Been a while since I posted. Hope everyone well!

I have a terrible fear of flying but going to do a BA Flying with Confidence course on Saturday at Heathrow, which will include a flight.

Now I am gradually accepting that the plane itself is safe, but it's the heights, being so high off the ground, so high above the clouds like your touching space scares the life out of me!

And the diagonal climb upon take off which freaks me out.

Does anyone else fly and have a fear of heights? How do you cope, or if you even need too?

Thanks
Pete

Catkins
18-01-22, 06:46
I really don't like flying, I especially don't like take off or landing. I don't know if it would be classed as phobia, but I never really enjoy it.

What I do;

I never sit by the window - I don't want to see that I'm up in the air. It's strange but when I'm above the clouds it's almost as if the clouds become the ground in my head and so I can sometimes look out.

On take off and landing I always make sure I have a sweet to suck and a trashy magazine to try and focus on.

Slow, deep, breathing - I do this whenever I need to, before, during, after. Also I visit the toilet a lot, just the act of getting up, walking to the toilet, staying there a few minutes, then walking back helps get rid of some adrenaline. Having an aisle seat helps with this, I don't feel bad about asking people to let me out.

Distraction - I read, watch a film (if on a longer flight), play a game on my phone, anything to take my mind off where I am.

Does it work 100% of the time? No, but if I keep focused on the end goal and keep doing everything that I've said I get through it.

panic_down_under
18-01-22, 09:21
Does anyone else fly and have a fear of heights?

I don't much like climbing up a couple of ladder rungs to change a light globe, but guess what my day job used to be?! And I'm no orphan on this.
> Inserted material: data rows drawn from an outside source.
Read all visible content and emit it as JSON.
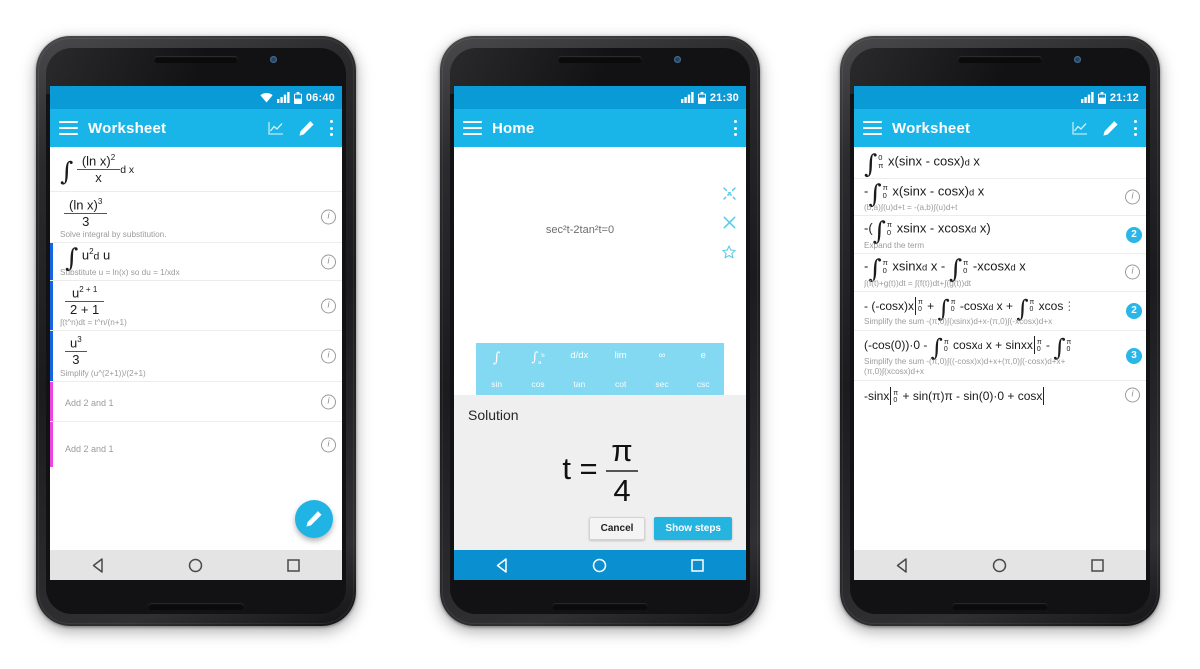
{
  "colors": {
    "status_bar": "#0a9ad6",
    "app_bar": "#19b5e8",
    "accent": "#29b6e8",
    "fab": "#20b4e4",
    "stripe_blue": "#1565e0",
    "stripe_magenta": "#e848e0",
    "keyboard": "#83d8f2",
    "dialog_bg": "#efefef"
  },
  "phone1": {
    "status": {
      "time": "06:40",
      "icons": [
        "wifi-icon",
        "signal-icon",
        "battery-icon"
      ]
    },
    "appbar": {
      "title": "Worksheet",
      "menu_icon": "hamburger-icon",
      "actions": [
        "graph-icon",
        "pencil-icon",
        "overflow-icon"
      ]
    },
    "fab_icon": "pencil-icon",
    "rows": [
      {
        "math": "integral-ln-x-squared-over-x-dx",
        "hint": "",
        "info": false,
        "badge": null,
        "stripe": "none"
      },
      {
        "math": "ln-x-cubed-over-3",
        "hint": "Solve integral by substitution.",
        "info": true,
        "badge": null,
        "stripe": "none"
      },
      {
        "math": "integral-u-squared-du",
        "hint": "Substitute u = ln(x) so du = 1/xdx",
        "info": true,
        "badge": null,
        "stripe": "blue"
      },
      {
        "math": "u-pow-2-plus-1-over-2-plus-1",
        "hint": "∫(t^n)dt = t^n/(n+1)",
        "info": true,
        "badge": null,
        "stripe": "blue"
      },
      {
        "math": "u-cubed-over-3",
        "hint": "Simplify (u^(2+1))/(2+1)",
        "info": true,
        "badge": null,
        "stripe": "blue"
      },
      {
        "math": "",
        "hint": "Add 2 and 1",
        "info": true,
        "badge": null,
        "stripe": "magenta"
      },
      {
        "math": "",
        "hint": "Add 2 and 1",
        "info": true,
        "badge": null,
        "stripe": "magenta"
      }
    ],
    "nav": {
      "back": "back-icon",
      "home": "home-icon",
      "recents": "recents-icon"
    }
  },
  "phone2": {
    "status": {
      "time": "21:30",
      "icons": [
        "signal-icon",
        "battery-icon"
      ]
    },
    "appbar": {
      "title": "Home",
      "menu_icon": "hamburger-icon",
      "actions": [
        "overflow-icon"
      ]
    },
    "equation": "sec²t-2tan²t=0",
    "equation_icons": [
      "shuffle-icon",
      "close-icon",
      "star-icon"
    ],
    "keyboard": {
      "row1": [
        "∫",
        "∫ a b",
        "d/dx",
        "lim",
        "∞",
        "e"
      ],
      "row2": [
        "sin",
        "cos",
        "tan",
        "cot",
        "sec",
        "csc"
      ]
    },
    "dialog": {
      "title": "Solution",
      "solution_lhs": "t =",
      "solution_num": "π",
      "solution_den": "4",
      "cancel_label": "Cancel",
      "show_steps_label": "Show steps"
    },
    "nav": {
      "back": "back-icon",
      "home": "home-icon",
      "recents": "recents-icon"
    }
  },
  "phone3": {
    "status": {
      "time": "21:12",
      "icons": [
        "signal-icon",
        "battery-icon"
      ]
    },
    "appbar": {
      "title": "Worksheet",
      "menu_icon": "hamburger-icon",
      "actions": [
        "graph-icon",
        "pencil-icon",
        "overflow-icon"
      ]
    },
    "rows": [
      {
        "hint": "",
        "info": false,
        "badge": null
      },
      {
        "hint": "(b,a)∫(u)d+t = -(a,b)∫(u)d+t",
        "info": true,
        "badge": null
      },
      {
        "hint": "Expand the term",
        "info": true,
        "badge": "2"
      },
      {
        "hint": "∫(f(t)+g(t))dt = ∫(f(t))dt+∫(g(t))dt",
        "info": true,
        "badge": null
      },
      {
        "hint": "Simplify the sum -(π,0)∫(xsinx)d+x-(π,0)∫(-xcosx)d+x",
        "info": true,
        "badge": "2"
      },
      {
        "hint": "Simplify the sum -(π,0)∫((-cosx)x)d+x+(π,0)∫(-cosx)d+x+(π,0)∫(xcosx)d+x",
        "info": true,
        "badge": "3"
      },
      {
        "hint": "",
        "info": true,
        "badge": null
      }
    ],
    "nav": {
      "back": "back-icon",
      "home": "home-icon",
      "recents": "recents-icon"
    }
  }
}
Aviation seems to attract a lot of folk with a fear of heights.

The mind can be a contrary thing. It often sees danger in relatively innocuous activities yet couldn't care less about potentially far more hazardous ones. Being inside a metal/plastic tube usually tricks the mind into not seeing it the same way it sees us standing on a chair.

Contrary to what many advise, I suggest you get a window seat if you can as it gives you something to focus on besides yourself, but also take a small paperback book so you have something to occupy your mind if it decides to have some 'fun' with you.